Pourquoi The Alchemist est le producteur rap de l’année ?



Les années passent, les projets s’empilent, la menace de la routine pointe le bout de son nez et pourtant rien de tout cela ne semble avoir d’emprise sur The Alchemist. Alors que le hip-hop finit de célébrer son cinquantième anniversaire cette année, l’émérite sampleur à la barbe grisonnante défie les affres du temps en affichant une productivité stakhanoviste doublée d’une inspiration transcendée sur ces douze derniers mois. Alan Daniel Maman, de son vrai nom, a beau avoir œuvré avec, à peu près, tous les ténors de la sphère rap US depuis la fin des années 1990 – de ses collaborations avec Prodigy de Mobb Deep, Nas, Curren$y, Action Bronson, Freddie Gibbs et la nébuleuse Griselda, ses piges deluxe pour des géants comme Kendrick Lamar et Lil Wayne, ou encore son rôle de DJ attitré pour Eminem à une autre époque – ce n’est pas en 2023 que l’oncle Al sera rassasié de marquer l’histoire du double H.

En surfant sur 2023

Malgré la discrétion et l’humilité du bonhomme, son style de production racé aux contours psychédéliques, abondamment abreuvé en samples, a su envoûter et s’adapter à toute une nouvelle génération de rappeur·ses qui n’ont que faire de la tendance. C’est probablement ce qui a permis à The Alchemist de ne pas connaître le creux de la vague, lui qui a débuté sa carrière en 1997. S’il élève le digging au rang d’art sur chacune de ses sorties, à la manière d’un Madlib ou du regretté J Dilla, l’alchimiste de la boucle se sent aujourd’hui challengé, au point qu’il n’est plus rare de le voir poser des seize mesures sur ses propres beats ou sur ceux des autres.
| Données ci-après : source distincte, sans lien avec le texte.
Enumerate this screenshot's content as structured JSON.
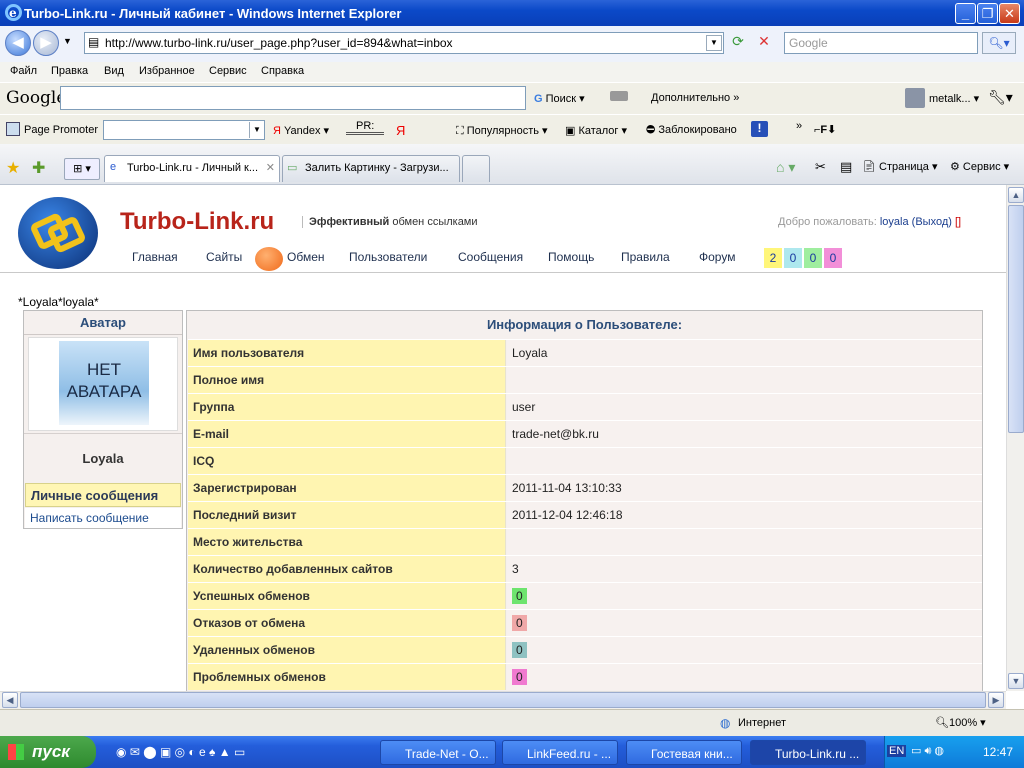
{
  "window": {
    "title": "Turbo-Link.ru - Личный кабинет - Windows Internet Explorer"
  },
  "address": {
    "url": "http://www.turbo-link.ru/user_page.php?user_id=894&what=inbox",
    "search_placeholder": "Google"
  },
  "menu": [
    "Файл",
    "Правка",
    "Вид",
    "Избранное",
    "Сервис",
    "Справка"
  ],
  "google_bar": {
    "logo": "Google",
    "search_label": "Поиск",
    "more_label": "Дополнительно",
    "user_label": "metalk..."
  },
  "promoter_bar": {
    "label": "Page Promoter",
    "yandex_label": "Yandex",
    "pr_label": "PR:",
    "ya_label": "Я",
    "popularity_label": "Популярность",
    "catalog_label": "Каталог",
    "blocked_label": "Заблокировано"
  },
  "tabs": [
    {
      "label": "Turbo-Link.ru - Личный к..."
    },
    {
      "label": "Залить Картинку - Загрузи..."
    }
  ],
  "command_bar": {
    "page_label": "Страница",
    "service_label": "Сервис"
  },
  "site": {
    "brand": "Turbo-Link.ru",
    "slogan_bold": "Эффективный",
    "slogan_rest": "обмен ссылками",
    "welcome_prefix": "Добро пожаловать:",
    "welcome_user": "loyala",
    "logout_label": "(Выход)",
    "nav": [
      "Главная",
      "Сайты",
      "Обмен",
      "Пользователи",
      "Сообщения",
      "Помощь",
      "Правила",
      "Форум"
    ],
    "counters": [
      {
        "value": "2",
        "color": "#fff67a"
      },
      {
        "value": "0",
        "color": "#aee8ee"
      },
      {
        "value": "0",
        "color": "#9fee9f"
      },
      {
        "value": "0",
        "color": "#f28fd8"
      }
    ],
    "crumb": "*Loyala*loyala*",
    "avatar_header": "Аватар",
    "avatar_text_1": "НЕТ",
    "avatar_text_2": "АВАТАРА",
    "username": "Loyala",
    "pm_label": "Личные сообщения",
    "pm_write": "Написать сообщение",
    "info_header": "Информация о Пользователе:",
    "info_rows": [
      {
        "label": "Имя пользователя",
        "value": "Loyala"
      },
      {
        "label": "Полное имя",
        "value": ""
      },
      {
        "label": "Группа",
        "value": "user"
      },
      {
        "label": "E-mail",
        "value": "trade-net@bk.ru"
      },
      {
        "label": "ICQ",
        "value": ""
      },
      {
        "label": "Зарегистрирован",
        "value": "2011-11-04 13:10:33"
      },
      {
        "label": "Последний визит",
        "value": "2011-12-04 12:46:18"
      },
      {
        "label": "Место жительства",
        "value": ""
      },
      {
        "label": "Количество добавленных сайтов",
        "value": "3"
      },
      {
        "label": "Успешных обменов",
        "value": "0",
        "badge": "#6ee46e"
      },
      {
        "label": "Отказов от обмена",
        "value": "0",
        "badge": "#f0a8a8"
      },
      {
        "label": "Удаленных обменов",
        "value": "0",
        "badge": "#8fc2c2"
      },
      {
        "label": "Проблемных обменов",
        "value": "0",
        "badge": "#f07ad0"
      }
    ]
  },
  "status": {
    "zone": "Интернет",
    "zoom": "100%"
  },
  "taskbar": {
    "start": "пуск",
    "tasks": [
      "Trade-Net - О...",
      "LinkFeed.ru - ...",
      "Гостевая кни...",
      "Turbo-Link.ru ..."
    ],
    "lang": "EN",
    "clock": "12:47"
  }
}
Sa dernière livraison, l’EP Flying High, Part 2 sorti au début du mois, marque même une petite révolution dans les habitudes du producteur. Pour la première fois sur l’un de ses projets solo, il se retrouve à la fois au four et au moulin en débitant sur chacune de ses productions, toujours bien entouré d’une garde rapprochée d’invités qu’il connaît bien (Conway the Machine, Action Bronson, Oh No…). En bon charbonneur qu’il est, l’infatigable Californien s’affaire déjà à la suite. L’occasion toute trouvée pour s’arrêter un instant sur la riche année de ce héros de l’ombre désormais prêt à briller.

L’art de se réinventer

Il est bien compliqué de tenter de résumer la discographie d’ALC, longue comme le pur de cali kush qu’il a toujours vissé au coin du bec, tant son influence outrepasse les questions d’étiquettes esthétiques. Une chose est sûre, on ne sait jamais vraiment où nous emmènera le prochain virage de cet épicurien toujours planqué en studio, uniquement animé par le fait de produire continuellement en (presque) toute indépendance. Ce déclic, Alan D. Maman l’a eu à la suite de la sortie de son deuxième album publié par le label E1 Music, Chemical Warfare en 2009, qu’il désavoue sans rechigner aujourd’hui. Avec l’avènement des plateformes de streaming sur Internet à l’aube des années 2010, dont la pionnière DatPiff aura été un véritable vivier lors de ces années dorées pour le rap, The Alchemist a trouvé un moyen de distribuer sa musique sans interférence d’un quelconque middle man.

C’est ce changement de paradigme à la faveur des artistes qui lui a permis d’ouvrir son champ des possibles, en s’autorisant tout ce qu’un esthète de son rang peut s’autoriser. Ainsi, depuis la fin de la dernière décennie, le rapper’s best friend est sur une lancée d’albums collaboratifs tout bonnement impressionnante. On est en mesure de se demander comment l’alchimiste parvient à délivrer autant de qualité coup sur coup à chaque projet.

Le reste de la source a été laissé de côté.